¿Sanción o instrucción?
José Miguel De la Calle
Socio de Garrigues
En las leyes y decretos que regulan las facultades de los ministerios, las superintendencias y otros entes que cumplen funciones de supervisión o de instrucción para diferentes sectores de la economía, es común ver que se asignen potestades, usualmente de carácter preventivo, para impartir instrucciones u órdenes que tengan como propósito proteger el interés colectivo que subyace a la respectiva regulación.
Últimamente se ha discutido en diferentes trámites el alcance de esas facultades instructivas y la frontera que las distingue de la función sancionadora.
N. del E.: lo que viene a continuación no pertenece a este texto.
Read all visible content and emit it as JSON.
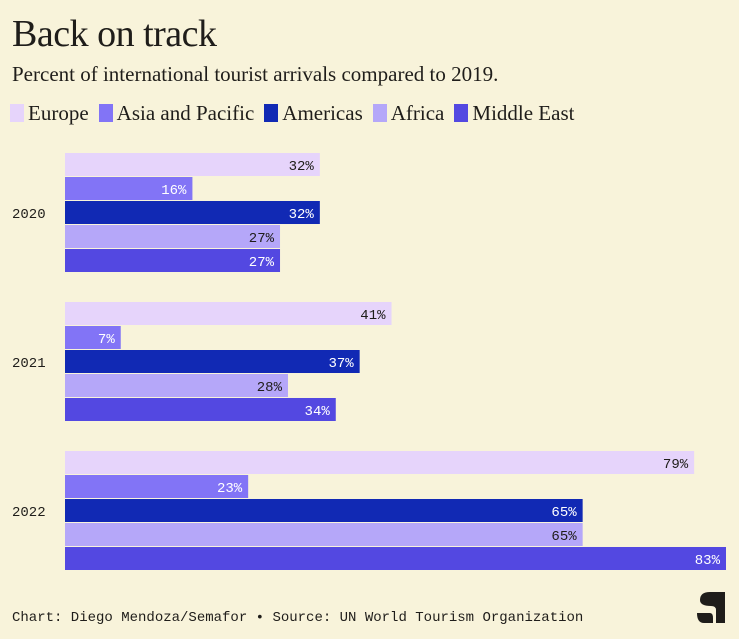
{
  "chart_data": {
    "type": "bar",
    "orientation": "horizontal",
    "title": "Back on track",
    "subtitle": "Percent of international tourist arrivals compared to 2019.",
    "categories": [
      "2020",
      "2021",
      "2022"
    ],
    "series": [
      {
        "name": "Europe",
        "color": "#e6d4fb",
        "label_color": "#1f1d1a",
        "values": [
          32,
          41,
          79
        ]
      },
      {
        "name": "Asia and Pacific",
        "color": "#8274f6",
        "label_color": "#ffffff",
        "values": [
          16,
          7,
          23
        ]
      },
      {
        "name": "Americas",
        "color": "#1129b4",
        "label_color": "#ffffff",
        "values": [
          32,
          37,
          65
        ]
      },
      {
        "name": "Africa",
        "color": "#b5a7f9",
        "label_color": "#1f1d1a",
        "values": [
          27,
          28,
          65
        ]
      },
      {
        "name": "Middle East",
        "color": "#5348e1",
        "label_color": "#ffffff",
        "values": [
          27,
          34,
          83
        ]
      }
    ],
    "value_suffix": "%",
    "legend": "top-left",
    "grid": false
  },
  "footer": "Chart: Diego Mendoza/Semafor • Source: UN World Tourism Organization",
  "logo_text": "S",
  "background": "#f8f3da"
}
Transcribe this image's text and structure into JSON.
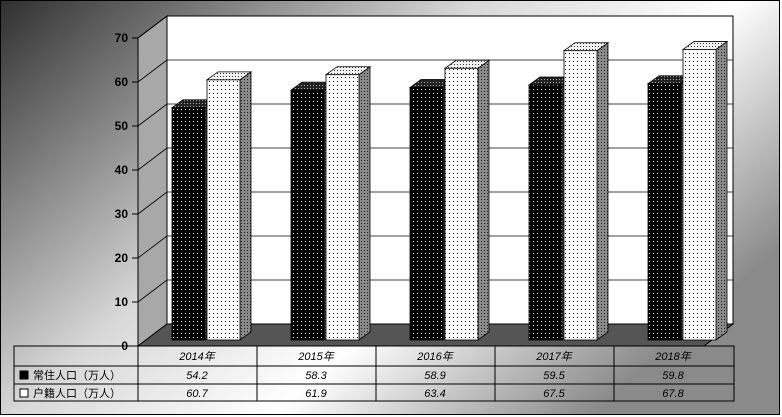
{
  "chart_data": {
    "type": "bar",
    "categories": [
      "2014年",
      "2015年",
      "2016年",
      "2017年",
      "2018年"
    ],
    "series": [
      {
        "name": "常住人口（万人）",
        "values": [
          54.2,
          58.3,
          58.9,
          59.5,
          59.8
        ],
        "labels": [
          "54.2",
          "58.3",
          "58.9",
          "59.5",
          "59.8"
        ],
        "pattern": "black-dotted"
      },
      {
        "name": "户籍人口（万人）",
        "values": [
          60.7,
          61.9,
          63.4,
          67.5,
          67.8
        ],
        "labels": [
          "60.7",
          "61.9",
          "63.4",
          "67.5",
          "67.8"
        ],
        "pattern": "white-dotted"
      }
    ],
    "ylim": [
      0,
      70
    ],
    "yticks": [
      "0",
      "10",
      "20",
      "30",
      "40",
      "50",
      "60",
      "70"
    ],
    "grid": true,
    "data_table": true,
    "three_d": true
  }
}
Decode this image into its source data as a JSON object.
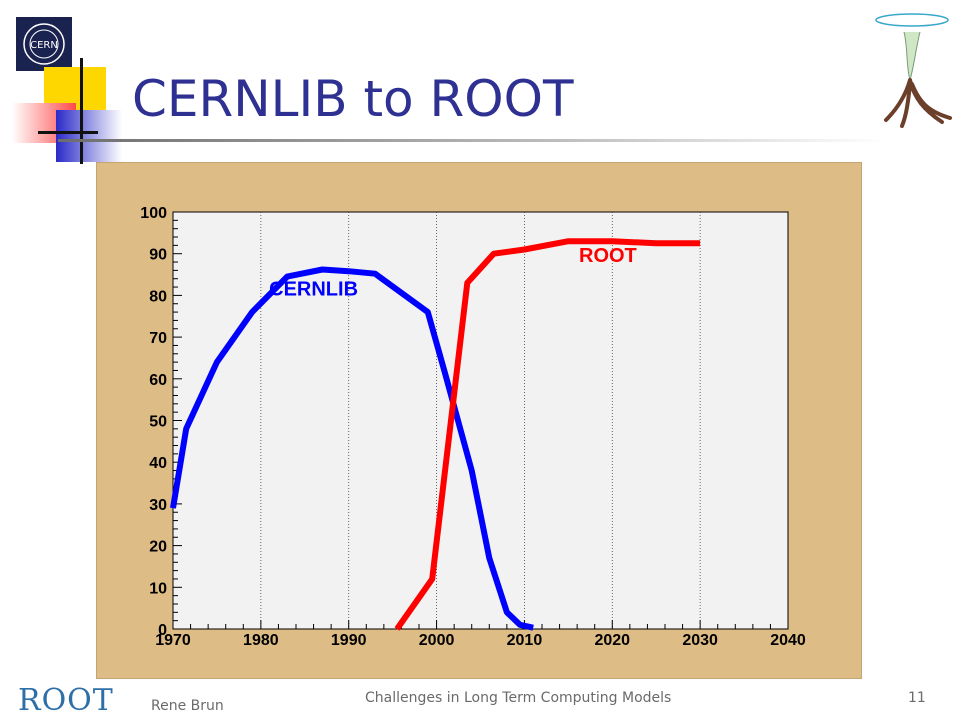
{
  "slide": {
    "title": "CERNLIB to ROOT",
    "logo_text": "CERN",
    "footer_logo_text": "ROOT",
    "footer_author": "Rene Brun",
    "footer_title": "Challenges in Long Term Computing Models",
    "page_number": "11"
  },
  "chart_data": {
    "type": "line",
    "title": "",
    "xlabel": "",
    "ylabel": "",
    "xlim": [
      1970,
      2040
    ],
    "ylim": [
      0,
      100
    ],
    "x_ticks": [
      1970,
      1980,
      1990,
      2000,
      2010,
      2020,
      2030,
      2040
    ],
    "y_ticks": [
      0,
      10,
      20,
      30,
      40,
      50,
      60,
      70,
      80,
      90,
      100
    ],
    "grid": "vertical dotted lines at each decade",
    "series": [
      {
        "name": "CERNLIB",
        "color": "#0000FF",
        "points": [
          [
            1970,
            29
          ],
          [
            1971.5,
            48
          ],
          [
            1975,
            64
          ],
          [
            1979,
            76
          ],
          [
            1983,
            84.5
          ],
          [
            1987,
            86.2
          ],
          [
            1990,
            85.8
          ],
          [
            1993,
            85.2
          ],
          [
            1999,
            76
          ],
          [
            2001,
            61
          ],
          [
            2004,
            38
          ],
          [
            2006,
            17
          ],
          [
            2008,
            4
          ],
          [
            2009.5,
            1
          ],
          [
            2011,
            0.3
          ]
        ]
      },
      {
        "name": "ROOT",
        "color": "#FF0000",
        "points": [
          [
            1995.5,
            0
          ],
          [
            1999.5,
            12
          ],
          [
            2003.5,
            83
          ],
          [
            2006.5,
            90
          ],
          [
            2010,
            91
          ],
          [
            2015,
            93
          ],
          [
            2020,
            93
          ],
          [
            2025,
            92.5
          ],
          [
            2030,
            92.5
          ]
        ]
      }
    ],
    "annotations": [
      {
        "text": "CERNLIB",
        "color": "#0000FF",
        "x": 1986,
        "y": 80
      },
      {
        "text": "ROOT",
        "color": "#FF0000",
        "x": 2019.5,
        "y": 88
      }
    ]
  }
}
En términos generales, las autoridades de supervisión han entendido que el ejercicio de las competencias sancionadoras está claramente limitado a los casos en los que la actuación administrativa tiene por objeto final la eventual imposición de una multa o alguna otra medida previamente clasificada como sanción por la ley (suspensión de actividades, revocatoria de licencia de funcionamiento, cierre temporal o definitivo del establecimiento, etc.).
Sin embargo, es muy importante preguntarse si ese estándar es correcto y suficientemente garantista, pues en muchas ocasiones hay instrucciones que tienen una clara connotación negativa para la empresa destinataria, con implicaciones tan serias o severas que pueden, incluso, impactar su modelo de negocio y tener un efecto más adverso aun que el de una sanción en su sentido literal.
El tema es de alta relevancia, puesto que el procedimiento administrativo que se sigue para impartir instrucciones es el común a que se refiere el artículo 34 de la Ley 1437 del 2011, sin perjuicio de los procedimientos especiales, mientras que la imposición de sanciones se rige por los artículos 47 y siguientes de la misma ley, disposiciones que tienen una visión mucho más enfocada hacia el aseguramiento de las garantías procesales del investigado.
El trámite típico de impartición de instrucciones, aunque también respeta los postulados generales del debido proceso, empieza directamente por la emisión de la orden respectiva, no tiene pliego de cargos (como es obvio, pues no hay una acusación, ni se parte de que se infringió una norma), y en realidad no establece una manera real y efectiva para ejercer el derecho de defensa, pues –en sentido estricto– no hay de qué defenderse. Al tratarse de una simple instrucción, la administración pública se libera de la carga de tener que demostrar la infracción de una norma, pudiéndose limitar a justificar la orden con base en razones de interés general.
Por su parte, el procedimiento sancionatorio comienza con una formulación de cargos que se incorpora en un acto administrativo que debe señalar con precisión los hechos y las disposiciones presuntamente vulneradas, lo que permite el adecuado ejercicio de la defensa.
Es por ello que llamamos fuertemente la atención por la utilización del mecanismo de impartir instrucciones para someter a las empresas al cumplimiento de cuestiones que, si bien no responden formalmente a la naturaleza de sanción, sí lo son en su sentido material, pues implican para el destinatario la obligación de abstenerse de realizar actuaciones que de otro modo estarían amparadas por la libertad de empresa, con efectos tan adversos o indeseados como los que tendrían las sanciones típicas. Además, el estándar resulta siendo tan amplio que por esta vía el supervisor podría terminar coadministrando a las empresas vigiladas.
Siendo así, cabe abrir la cuestión sobre si, en aras de la mejor protección del debido proceso, deberíamos extender la aplicación del procedimiento administrativo sancionatorio a la toma de cualquier decisión por parte de la administración pública que, independientemente de su denominación, tenga o pueda llegar a tener un impacto negativo significativo en la actividad de la empresa destinataria de la orden. De esa manera se recuperaría el justo balance entre la potestad administrativa del Estado y las libertades económicas de las empresas.